The Supreme Court yesterday gave Child Rights International (CRI) 14 days to file legal arguments in the case, in which the organisation is seeking the court to declare as unconstitutional the plight of street children in Ghana.
A seven-member panel of judges, presided over by Justice Paul Baffoe-Bonnie, also gave the Attorney-General, 14 days to file a response after the plaintiff had filed its legal arguments.
The case has been adjourned until further notice.
The CRI was represented by Wisdom Ankah, while the Attorney General was represented by Grace Oppong, a Principal State Attorney. The organisation had already filed seven legal issues for determination before the SC.
Led by its Executive Director, Bright Appiah, it is the case of CRI, the government was violating the constitutional right of street children to education, health, human dignity, and denying them social and economic rights.
The joint memorandum of issues agreed by the parties was filed pursuant to Rule 60 of the Supreme Court Rules, 1996 (C.I.16) following the directive of the Supreme Court.
The seven issues agreed by the parties include: Whether or not the plaintiff has properly invoked the Original Jurisdiction of the Supreme Court under Articles 2(1) and 130(1)? Whether or not the reliefs sought by the Plaintiff are justiciable? And whether the current conditions of children living on the streets in Ghana violate the law.
The applicant, whose work seeks to protect and safeguard the social, educational and constitutional rights of children, is asking the court for a number of reliefs and declaration.
Among these are the declaration that the Government of Ghana is in breach of Articles 25(a), 28 (1) (a), (d), (2) (3) (4), 13(1) and 37 of the 1992 Constitution for not taking urgent steps to ensure that children do not engage in work that constitutes a threat to their health, education or development, and that children are not deprived of medical treatment, education or any social or economic benefit.
Again, the plaintiff is seeking an order directed at government to define by law penalties for child exploitation for begging or other forms of economic exploitation to punish all those who may try to benefit or gain money from children’s work; an order directed at government to improve the law on healthcare, by defining by law the provision of free primary health services to all poor children, children living in street situation or children in emergency situations.
Additionally, the applicant is seeking an order directed at the government to provide rules and procedures to be followed for the provision of free basic medical services to poor children, children in street situation or children in emergencies.
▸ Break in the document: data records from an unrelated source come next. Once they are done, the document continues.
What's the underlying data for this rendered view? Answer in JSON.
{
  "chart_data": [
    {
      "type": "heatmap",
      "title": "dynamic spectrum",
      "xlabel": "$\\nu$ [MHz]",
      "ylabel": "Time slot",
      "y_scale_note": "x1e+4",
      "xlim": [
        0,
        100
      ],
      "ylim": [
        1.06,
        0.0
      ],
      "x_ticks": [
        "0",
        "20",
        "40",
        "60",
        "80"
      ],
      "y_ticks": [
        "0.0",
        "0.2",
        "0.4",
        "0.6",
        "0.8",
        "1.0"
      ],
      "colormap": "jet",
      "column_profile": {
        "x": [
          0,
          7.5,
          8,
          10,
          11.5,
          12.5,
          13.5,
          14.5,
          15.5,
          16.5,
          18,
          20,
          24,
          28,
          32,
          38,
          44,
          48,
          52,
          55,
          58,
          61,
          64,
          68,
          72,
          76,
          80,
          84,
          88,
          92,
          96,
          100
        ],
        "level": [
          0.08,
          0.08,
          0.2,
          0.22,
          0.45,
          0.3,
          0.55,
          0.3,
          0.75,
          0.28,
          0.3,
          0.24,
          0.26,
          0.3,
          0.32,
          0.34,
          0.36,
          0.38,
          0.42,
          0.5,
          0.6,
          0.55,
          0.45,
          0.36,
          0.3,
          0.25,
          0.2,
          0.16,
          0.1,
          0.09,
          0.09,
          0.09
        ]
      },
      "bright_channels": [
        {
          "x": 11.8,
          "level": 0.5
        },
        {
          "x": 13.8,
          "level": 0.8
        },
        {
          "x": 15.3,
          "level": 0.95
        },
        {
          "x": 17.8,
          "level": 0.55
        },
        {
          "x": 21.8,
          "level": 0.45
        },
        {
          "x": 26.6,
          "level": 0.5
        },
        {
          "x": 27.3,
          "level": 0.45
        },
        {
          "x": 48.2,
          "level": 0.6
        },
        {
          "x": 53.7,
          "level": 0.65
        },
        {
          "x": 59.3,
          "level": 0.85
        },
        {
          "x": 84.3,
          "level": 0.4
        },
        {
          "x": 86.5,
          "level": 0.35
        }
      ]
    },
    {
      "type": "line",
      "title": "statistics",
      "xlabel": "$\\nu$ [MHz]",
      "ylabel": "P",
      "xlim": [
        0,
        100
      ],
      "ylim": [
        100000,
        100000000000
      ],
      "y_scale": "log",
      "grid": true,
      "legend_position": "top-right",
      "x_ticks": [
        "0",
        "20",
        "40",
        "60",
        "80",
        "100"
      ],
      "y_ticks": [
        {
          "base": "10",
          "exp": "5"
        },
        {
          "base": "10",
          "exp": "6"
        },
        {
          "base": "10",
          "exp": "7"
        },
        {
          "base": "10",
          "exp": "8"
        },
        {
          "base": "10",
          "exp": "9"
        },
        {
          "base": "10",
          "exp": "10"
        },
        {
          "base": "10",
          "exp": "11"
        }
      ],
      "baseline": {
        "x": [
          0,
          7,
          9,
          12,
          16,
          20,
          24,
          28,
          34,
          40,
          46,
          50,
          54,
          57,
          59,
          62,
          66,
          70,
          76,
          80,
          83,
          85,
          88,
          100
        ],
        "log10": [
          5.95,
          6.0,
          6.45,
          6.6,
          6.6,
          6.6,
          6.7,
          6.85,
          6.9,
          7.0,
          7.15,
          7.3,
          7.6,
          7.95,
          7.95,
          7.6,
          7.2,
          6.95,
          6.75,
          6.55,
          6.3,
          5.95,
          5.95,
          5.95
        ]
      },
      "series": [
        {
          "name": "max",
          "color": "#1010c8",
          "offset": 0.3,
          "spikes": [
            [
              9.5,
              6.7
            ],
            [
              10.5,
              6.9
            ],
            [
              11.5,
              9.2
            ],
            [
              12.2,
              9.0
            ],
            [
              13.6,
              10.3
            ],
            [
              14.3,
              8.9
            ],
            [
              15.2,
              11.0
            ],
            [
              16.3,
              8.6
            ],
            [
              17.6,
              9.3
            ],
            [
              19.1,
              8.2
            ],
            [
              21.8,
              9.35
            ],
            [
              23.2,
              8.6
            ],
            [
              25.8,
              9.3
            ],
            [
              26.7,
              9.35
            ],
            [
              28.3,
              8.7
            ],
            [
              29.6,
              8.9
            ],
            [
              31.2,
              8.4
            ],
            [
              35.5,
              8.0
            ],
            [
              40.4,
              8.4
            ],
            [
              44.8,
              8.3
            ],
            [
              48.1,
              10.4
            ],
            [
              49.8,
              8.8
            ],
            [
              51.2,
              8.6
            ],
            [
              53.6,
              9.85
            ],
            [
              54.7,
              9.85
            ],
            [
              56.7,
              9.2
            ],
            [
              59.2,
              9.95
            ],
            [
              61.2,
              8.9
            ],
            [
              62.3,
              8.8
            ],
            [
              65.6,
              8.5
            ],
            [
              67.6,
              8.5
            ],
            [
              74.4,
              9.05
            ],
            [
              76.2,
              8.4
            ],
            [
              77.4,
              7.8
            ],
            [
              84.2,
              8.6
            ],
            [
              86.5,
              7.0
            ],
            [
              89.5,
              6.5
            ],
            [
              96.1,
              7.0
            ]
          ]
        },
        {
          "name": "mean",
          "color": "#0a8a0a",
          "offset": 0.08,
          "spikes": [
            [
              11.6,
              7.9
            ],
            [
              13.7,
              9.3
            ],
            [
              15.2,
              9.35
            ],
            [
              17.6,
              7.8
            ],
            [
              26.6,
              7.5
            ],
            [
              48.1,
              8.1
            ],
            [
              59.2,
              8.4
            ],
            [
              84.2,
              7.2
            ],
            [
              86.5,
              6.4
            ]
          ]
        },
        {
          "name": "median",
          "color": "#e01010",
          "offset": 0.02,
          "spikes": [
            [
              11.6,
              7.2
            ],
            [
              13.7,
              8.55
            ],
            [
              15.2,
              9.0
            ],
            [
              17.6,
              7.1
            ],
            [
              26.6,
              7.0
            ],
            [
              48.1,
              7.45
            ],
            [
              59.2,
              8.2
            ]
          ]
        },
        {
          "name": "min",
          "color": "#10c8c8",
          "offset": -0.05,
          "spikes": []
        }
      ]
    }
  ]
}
Again, it wants mechanism to include agencies that can ask for this help on behalf of children and an order to implement mechanisms to control and enforce the legal framework guaranteeing education for all children.
The plaintiff is further seeking order directed at the government for procedures related to school enrolment of children in street situations and their provision with the necessary didactic material.
The CRI is also seeking an order for government to submit to the court, not later than three months from the date of final judgment, a plan of action detailing all the steps, strategies, and measurable targets by which the defendants undertake to obey and perform the orders contained in the reliefs the applicant is seeking.